In 2011, more than 62 million people lived in residential homes governed by a community association, including homeowners associations, condominiums, cooperatives and other planned communities. According to the Community Associations Institute, more than 314,000 communities in America are considered to be part of this growing residential movement.
The sheer number of individuals living in community association environments has led to an interesting insurance environment, says Wayne Dow, Esq., director of underwriting for Kevin Davis Insurance Services.
While insurance coverages for community associations haven’t changed much in recent years, the exposures facing this class of business has, Dow says.

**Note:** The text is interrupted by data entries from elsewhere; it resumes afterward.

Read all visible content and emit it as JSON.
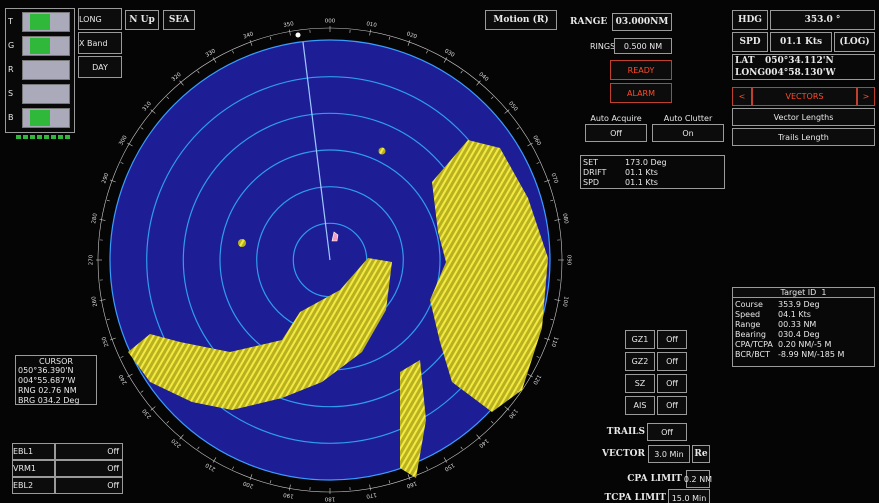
{
  "indicators": [
    "T",
    "G",
    "R",
    "S",
    "B"
  ],
  "mode": {
    "range_scale": "LONG",
    "band": "X Band",
    "palette": "DAY",
    "orientation": "N Up",
    "clutter": "SEA",
    "motion": "Motion (R)"
  },
  "range": {
    "label": "RANGE",
    "value": "03.000NM"
  },
  "rings": {
    "label": "RINGS",
    "value": "0.500 NM"
  },
  "status": {
    "ready": "READY",
    "alarm": "ALARM"
  },
  "auto": {
    "acquire_label": "Auto Acquire",
    "acquire_value": "Off",
    "clutter_label": "Auto Clutter",
    "clutter_value": "On"
  },
  "set_drift": [
    [
      "SET",
      "173.0 Deg"
    ],
    [
      "DRIFT",
      "01.1 Kts"
    ],
    [
      "SPD",
      "01.1 Kts"
    ]
  ],
  "nav": {
    "hdg_label": "HDG",
    "hdg_value": "353.0 °",
    "spd_label": "SPD",
    "spd_value": "01.1 Kts",
    "spd_source": "(LOG)",
    "lat_label": "LAT",
    "lat_value": "050°34.112'N",
    "long_label": "LONG",
    "long_value": "004°58.130'W"
  },
  "vectors": {
    "prev": "<",
    "title": "VECTORS",
    "next": ">",
    "items": [
      "Vector Lengths",
      "Trails Length"
    ]
  },
  "target": {
    "title": "Target ID  1",
    "rows": [
      [
        "Course",
        "353.9 Deg"
      ],
      [
        "Speed",
        "04.1 Kts"
      ],
      [
        "Range",
        "00.33 NM"
      ],
      [
        "Bearing",
        "030.4 Deg"
      ],
      [
        "CPA/TCPA",
        "0.20 NM/-5 M"
      ],
      [
        "BCR/BCT",
        "-8.99 NM/-185 M"
      ]
    ]
  },
  "cursor": {
    "title": "CURSOR",
    "lines": [
      "050°36.390'N",
      "004°55.687'W",
      "RNG 02.76 NM",
      "BRG 034.2 Deg"
    ]
  },
  "ebl_vrm": [
    [
      "EBL1",
      "Off"
    ],
    [
      "VRM1",
      "Off"
    ],
    [
      "EBL2",
      "Off"
    ]
  ],
  "zones": [
    [
      "GZ1",
      "Off"
    ],
    [
      "GZ2",
      "Off"
    ],
    [
      "SZ",
      "Off"
    ],
    [
      "AIS",
      "Off"
    ]
  ],
  "limits": [
    [
      "TRAILS",
      "Off"
    ],
    [
      "VECTOR",
      "3.0 Min"
    ],
    [
      "CPA LIMIT",
      "0.2 NM"
    ],
    [
      "TCPA LIMIT",
      "15.0 Min"
    ]
  ],
  "vector_mode": "Re",
  "bearing_scale": [
    "000",
    "010",
    "020",
    "030",
    "040",
    "050",
    "060",
    "070",
    "080",
    "090",
    "100",
    "110",
    "120",
    "130",
    "140",
    "150",
    "160",
    "170",
    "180",
    "190",
    "200",
    "210",
    "220",
    "230",
    "240",
    "250",
    "260",
    "270",
    "280",
    "290",
    "300",
    "310",
    "320",
    "330",
    "340",
    "350"
  ]
}
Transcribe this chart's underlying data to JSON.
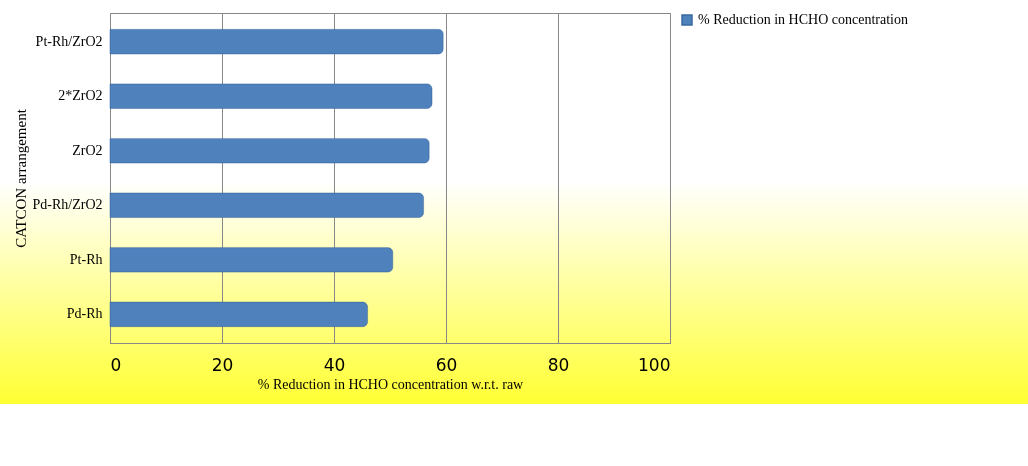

Claims for this class have also been on the rise. “Both the frequency and the severity of the claims are becoming greater,” he says.
Dow says plaintiff attorneys also are finding more ways to involve community association directors and officers liability coverage, which associations must have to protect volunteers serving on the board of directors.
“What we are seeing now is plaintiffs and the plaintiffs bar attacking the D&O coverage in ways that they had never contemplated previously. It’s almost like taking a shotgun approach to the coverage,” he says.
“If you have a plaintiff that gets injured on a community association grounds they might go to an attorney and the attorney says, ‘OK, what do they have for insurance?’ Whereas it used to be if they tripped and fell around the pool area then it was considered probably a general liability loss.”
Nowadays, claims put the property carrier, the GL carrier, and the D&O carrier on notice, Dow says.
Betsey Brewer, senior vice president and partner for The Rule Co. based in Pasadena, Calif., agrees.
Plaintiff attorneys are getting more creative in every area of insurance, Brewer says. “It’s very interesting to see where they are adding complaints to get an insurance company involved even though they are suing for something that is really not insurable.”
Attorneys today are crafting complaints so that they trigger coverage under the D&O where they hadn’t previously, Dow says.
“Generally in D&O liability insurance the duty to defend is greater than the duty to indemnify. So although you might not have an obligation to provide for an indemnity judgment under a D&O policy you certainly have to defend the action,” Dow says. And it’s in defense costs where the majority of the monies are spent by insurance carriers defending and settling claims.
Trayvon Martin Case
One area that could have significant impacts on the community association D&O marketplace involves whether or not a community establishes a board of directors sanctioned neighborhood watch committee, Dow says.
At the center of this debate is whether the community association in a gated community could be liable if something goes wrong, as in the shooting and death of Trayvon Martin by George Zimmerman, a resident and member of a homeowners association’s neighborhood watch group in Florida.
“The Trayvon Martin case, that’s ground zero right now,” Dow says. “That’s such an interesting issue because in one instance if you have homeowners that say, ‘OK the board breached their fiduciary duty by not establishing a neighborhood watch — that could be a claim.’ Or you could have homeowners that say, ‘Guess what, you formulated a neighborhood watch but you didn’t vet the members of the neighborhood watch committee — that’s a breach of fiduciary duty.’”
Dow says in a D&O liability policy a wrongful act is defined as any act, error, or omission or failure to act — a pretty broad term. That definition paints the picture of what insurers are up against, he says.
“The whole issue is a powder keg right now,” he says. “If you do put together a neighborhood watch … and someone is armed … it just opens a Pandora’s box of issues that associations need to think about.”
The problem in the Zimmerman/Trayvon Martin case is that the homeowners association’s board of directors never intended for a member of its neighborhood watch committee to shoot and kill somebody, says Brewer.
“Because Florida has as a stand your ground law there was some protection. The commercial general liability and homeowners policies will defend but the judgment will determine the amount,” Brewer says. This leads to the association’s board being sued for having a neighborhood crime watch and selecting the people who populate it.
“Possible claims under this scenario could be a claim for negligence on the part of the board for allowing certain hot heads to become members of the neighborhood watch, and not offering proper oversight from the board,” Brewer says. Or take the opposite scenario: “If you didn’t monitor what they (watch committee) were doing, monthly or weekly reports on what they were doing, you would have a negligence.”
Brewer says it would be more likely an association’s board would be sued for negligence when it comes to neighborhood watch groups because it’s easier to prove than a breach of fiduciary duty.
Setting up committees of the board — such as a neighborhood watch group —if done in accordance with the community association’s bylaws and with the consent of the majority of homeowners in that community, offers some liability protection for its directors and officers. However, neighborhood watch committees are not something Brewer recommends when it comes to community association risk management.
“I would not encourage a board to have a board sanctioned neighborhood watch group. And if there was one formed, I would do it under auspices of the local police department,” she says.
“All carriers, especially the umbrella carriers, the general liability carriers, ask, do you have armed guards?” Dow says. “Armed guards have traditionally been problematic and in the wake of Trayvon Martin, it will become an even a bigger issue.”